Regan introduced legislation that would provide for those personnel, and said employing retired officers would be less of a cost burden because districts would not need to contribute to the officers' pensions or health insurance.

One of the positive outcomes for Regan was that the committee did not recommend that teachers carry firearms, an idea he said he strongly opposes.

"You're already asking a teacher to be a safeguard for her students," Regan said. "Now you're expecting her to be a member of a SWAT team."

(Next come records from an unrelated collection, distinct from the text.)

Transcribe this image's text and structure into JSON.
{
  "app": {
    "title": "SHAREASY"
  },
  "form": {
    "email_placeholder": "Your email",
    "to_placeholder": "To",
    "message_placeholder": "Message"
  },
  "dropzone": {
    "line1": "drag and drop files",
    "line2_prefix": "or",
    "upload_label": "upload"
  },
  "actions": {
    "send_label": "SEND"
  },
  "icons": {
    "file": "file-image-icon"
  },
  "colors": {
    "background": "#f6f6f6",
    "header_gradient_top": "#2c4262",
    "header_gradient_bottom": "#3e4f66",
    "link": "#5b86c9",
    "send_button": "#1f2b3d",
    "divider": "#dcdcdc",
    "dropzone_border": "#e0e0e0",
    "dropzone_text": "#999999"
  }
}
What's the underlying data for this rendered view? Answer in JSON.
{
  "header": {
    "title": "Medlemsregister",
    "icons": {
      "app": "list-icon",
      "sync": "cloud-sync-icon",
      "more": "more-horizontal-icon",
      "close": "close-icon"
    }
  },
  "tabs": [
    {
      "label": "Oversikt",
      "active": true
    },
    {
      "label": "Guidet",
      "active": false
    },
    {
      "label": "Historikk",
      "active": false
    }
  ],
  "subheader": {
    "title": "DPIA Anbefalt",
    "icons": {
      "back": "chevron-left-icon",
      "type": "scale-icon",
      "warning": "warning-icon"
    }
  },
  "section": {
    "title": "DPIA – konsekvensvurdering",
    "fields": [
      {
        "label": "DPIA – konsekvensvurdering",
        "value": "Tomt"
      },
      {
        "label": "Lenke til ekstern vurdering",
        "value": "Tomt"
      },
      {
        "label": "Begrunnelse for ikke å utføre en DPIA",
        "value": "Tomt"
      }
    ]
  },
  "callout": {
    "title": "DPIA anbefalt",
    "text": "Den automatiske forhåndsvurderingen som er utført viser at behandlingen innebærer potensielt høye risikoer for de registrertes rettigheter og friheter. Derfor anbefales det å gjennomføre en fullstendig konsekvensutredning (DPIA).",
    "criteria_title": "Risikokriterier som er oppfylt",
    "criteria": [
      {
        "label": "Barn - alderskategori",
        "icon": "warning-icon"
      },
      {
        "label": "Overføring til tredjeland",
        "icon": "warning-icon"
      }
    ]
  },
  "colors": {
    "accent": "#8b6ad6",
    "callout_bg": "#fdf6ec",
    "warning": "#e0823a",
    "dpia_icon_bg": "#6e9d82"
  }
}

Safety: The House Select Committee for School Safety lists several recommendations it says schools should take into consideration when they think about security in their districts. Below are a few recommendations that legislators said could become law in the future:

  • "Choke points" that only allow one entrance to a school building and require each visitor to be buzzed into the rest of the school by office personnel.
  • Additional security features such as cameras, panic buttons, wireless alert pendants for teachers and double-locking doors. Hiring retired police officers to screen all visitors who come into a school. When that is not an option, the committee suggests a frequent police presence, either with school resource officers or patrols from local police departments.
  • The committee suggests school districts continue or expand student assistance programs, which are made up of faculty members who can identify students with mental disabilities and offer assistance to those students as needs arise.